If we didn’t worry about DCP compliance, the constraints could be written
for i=1:m:
U(i,:)*A*U(i,:)' == 0
end
However, those constraints are all non-convex as written. Because U
is binary, U(i,:)*A*U(i,:)'
can be linearized. To do so, you can do the following, which should work, but I’m not sure is the best or fastest way of doing this.
Introduce another binary variable for every product term U(i,j)*(U(k,l).
Call that B(i,j,k,l)
. Substitute B(i,j,k,l).
for each instance of U(i,j)*U(k,l)
. Then add the constraints
B(i,j,k,l) <= U(i,j)
B(i,j,k,l) <= U(k,l)
B(i,j,k,l) >= U(i,j) + U(k,l) - 1
I think you really only need (M*N)*(M*N -1)/2
of these variables due to symmetry and that square terms (i.e., of the form U*i,j)*U(i,j)
) can be replaced by the non-squared variable without adding variables or constraints.
Anyhow, it might get a bit messy, but I leave you to deal with the mess and to determine any efficient vectorized ways of implementing this. Converting from a Binary QP to a MILP is a standard thing, so that’s basically what you have to do (pretend the left hand side of the quadratic equality constraint is the objective function).
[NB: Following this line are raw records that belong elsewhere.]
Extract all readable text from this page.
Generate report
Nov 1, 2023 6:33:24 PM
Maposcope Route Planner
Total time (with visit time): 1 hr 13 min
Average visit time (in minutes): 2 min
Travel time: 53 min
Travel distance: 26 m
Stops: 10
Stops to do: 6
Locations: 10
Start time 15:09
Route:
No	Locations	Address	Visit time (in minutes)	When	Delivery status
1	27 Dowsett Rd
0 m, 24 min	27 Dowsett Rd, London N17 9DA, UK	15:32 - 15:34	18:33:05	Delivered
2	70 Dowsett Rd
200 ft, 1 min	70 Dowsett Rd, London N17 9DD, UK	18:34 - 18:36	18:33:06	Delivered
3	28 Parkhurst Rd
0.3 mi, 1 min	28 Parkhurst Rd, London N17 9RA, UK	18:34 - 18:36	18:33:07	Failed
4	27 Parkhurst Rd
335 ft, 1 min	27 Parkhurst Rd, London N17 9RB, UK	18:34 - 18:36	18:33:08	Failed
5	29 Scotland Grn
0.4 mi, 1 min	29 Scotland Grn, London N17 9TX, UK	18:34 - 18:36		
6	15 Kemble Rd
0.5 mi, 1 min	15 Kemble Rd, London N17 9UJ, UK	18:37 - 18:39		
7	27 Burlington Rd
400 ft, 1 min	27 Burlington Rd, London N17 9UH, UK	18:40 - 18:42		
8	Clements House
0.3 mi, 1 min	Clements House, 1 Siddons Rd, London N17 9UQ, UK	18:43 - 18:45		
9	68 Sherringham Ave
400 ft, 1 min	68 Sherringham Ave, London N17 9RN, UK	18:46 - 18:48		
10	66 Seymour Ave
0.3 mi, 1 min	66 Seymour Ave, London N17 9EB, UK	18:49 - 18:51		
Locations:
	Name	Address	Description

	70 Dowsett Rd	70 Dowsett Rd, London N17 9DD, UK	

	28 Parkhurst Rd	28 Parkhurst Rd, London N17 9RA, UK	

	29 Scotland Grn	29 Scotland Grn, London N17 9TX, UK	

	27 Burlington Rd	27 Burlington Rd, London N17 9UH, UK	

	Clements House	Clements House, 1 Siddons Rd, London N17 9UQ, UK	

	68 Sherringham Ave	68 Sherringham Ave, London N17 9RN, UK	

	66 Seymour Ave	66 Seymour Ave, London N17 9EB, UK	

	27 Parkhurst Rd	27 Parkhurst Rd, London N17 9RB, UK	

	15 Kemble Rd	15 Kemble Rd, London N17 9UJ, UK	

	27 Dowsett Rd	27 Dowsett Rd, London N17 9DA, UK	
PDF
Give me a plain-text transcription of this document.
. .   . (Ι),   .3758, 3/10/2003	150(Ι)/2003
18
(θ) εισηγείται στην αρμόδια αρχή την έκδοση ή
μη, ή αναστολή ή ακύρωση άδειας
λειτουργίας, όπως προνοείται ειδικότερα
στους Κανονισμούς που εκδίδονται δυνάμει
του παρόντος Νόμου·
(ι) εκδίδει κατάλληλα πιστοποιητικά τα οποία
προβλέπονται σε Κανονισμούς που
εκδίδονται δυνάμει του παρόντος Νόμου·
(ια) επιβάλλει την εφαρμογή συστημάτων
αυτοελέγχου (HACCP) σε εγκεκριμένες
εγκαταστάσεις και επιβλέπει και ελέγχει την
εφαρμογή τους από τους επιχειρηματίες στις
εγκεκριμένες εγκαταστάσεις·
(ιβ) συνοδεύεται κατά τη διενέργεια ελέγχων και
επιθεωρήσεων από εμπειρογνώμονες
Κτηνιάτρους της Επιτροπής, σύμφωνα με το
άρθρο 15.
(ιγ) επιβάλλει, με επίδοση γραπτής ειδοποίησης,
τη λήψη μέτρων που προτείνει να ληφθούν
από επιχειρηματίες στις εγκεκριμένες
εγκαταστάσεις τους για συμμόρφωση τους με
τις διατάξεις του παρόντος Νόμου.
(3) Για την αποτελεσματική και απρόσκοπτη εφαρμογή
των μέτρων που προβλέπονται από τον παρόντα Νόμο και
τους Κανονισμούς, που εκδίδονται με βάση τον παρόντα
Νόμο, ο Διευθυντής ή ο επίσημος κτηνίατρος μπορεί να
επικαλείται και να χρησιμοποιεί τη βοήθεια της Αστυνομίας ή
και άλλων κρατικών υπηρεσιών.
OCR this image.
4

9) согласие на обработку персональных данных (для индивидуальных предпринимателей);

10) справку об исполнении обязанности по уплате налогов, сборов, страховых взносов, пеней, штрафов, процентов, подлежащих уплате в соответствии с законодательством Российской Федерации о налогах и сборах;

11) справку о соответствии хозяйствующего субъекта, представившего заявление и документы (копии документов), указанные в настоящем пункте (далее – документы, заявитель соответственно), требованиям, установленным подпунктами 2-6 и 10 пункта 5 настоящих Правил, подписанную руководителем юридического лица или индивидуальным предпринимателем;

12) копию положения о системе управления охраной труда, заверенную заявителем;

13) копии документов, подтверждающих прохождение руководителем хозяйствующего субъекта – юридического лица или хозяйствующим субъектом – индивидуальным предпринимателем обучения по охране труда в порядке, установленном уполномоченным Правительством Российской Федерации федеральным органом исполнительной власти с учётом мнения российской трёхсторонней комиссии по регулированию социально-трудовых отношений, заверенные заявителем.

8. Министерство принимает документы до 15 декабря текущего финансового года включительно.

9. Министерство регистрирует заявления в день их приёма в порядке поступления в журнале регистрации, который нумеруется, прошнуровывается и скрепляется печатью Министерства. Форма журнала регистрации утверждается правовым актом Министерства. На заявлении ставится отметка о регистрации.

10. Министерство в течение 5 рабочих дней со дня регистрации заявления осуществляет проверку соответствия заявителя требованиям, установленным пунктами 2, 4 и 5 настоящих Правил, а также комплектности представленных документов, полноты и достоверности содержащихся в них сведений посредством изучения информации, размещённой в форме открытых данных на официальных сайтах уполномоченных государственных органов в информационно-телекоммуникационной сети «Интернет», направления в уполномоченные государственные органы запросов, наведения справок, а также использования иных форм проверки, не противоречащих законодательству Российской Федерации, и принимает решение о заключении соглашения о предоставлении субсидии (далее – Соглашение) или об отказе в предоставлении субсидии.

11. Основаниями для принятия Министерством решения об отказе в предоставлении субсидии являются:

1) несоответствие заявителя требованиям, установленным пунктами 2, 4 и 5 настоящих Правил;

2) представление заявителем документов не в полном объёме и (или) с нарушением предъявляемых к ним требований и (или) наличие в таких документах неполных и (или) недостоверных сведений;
Keep in mind though that your optimization variable is a matrix, not a vector.
Edit: I leave you to determine whether there is a better way of dealing with the requirement stated at the end of the edited version of your most recent post. I wouldn’t be surprised if there were a much nicer way, requiring many fewer variables and constraints.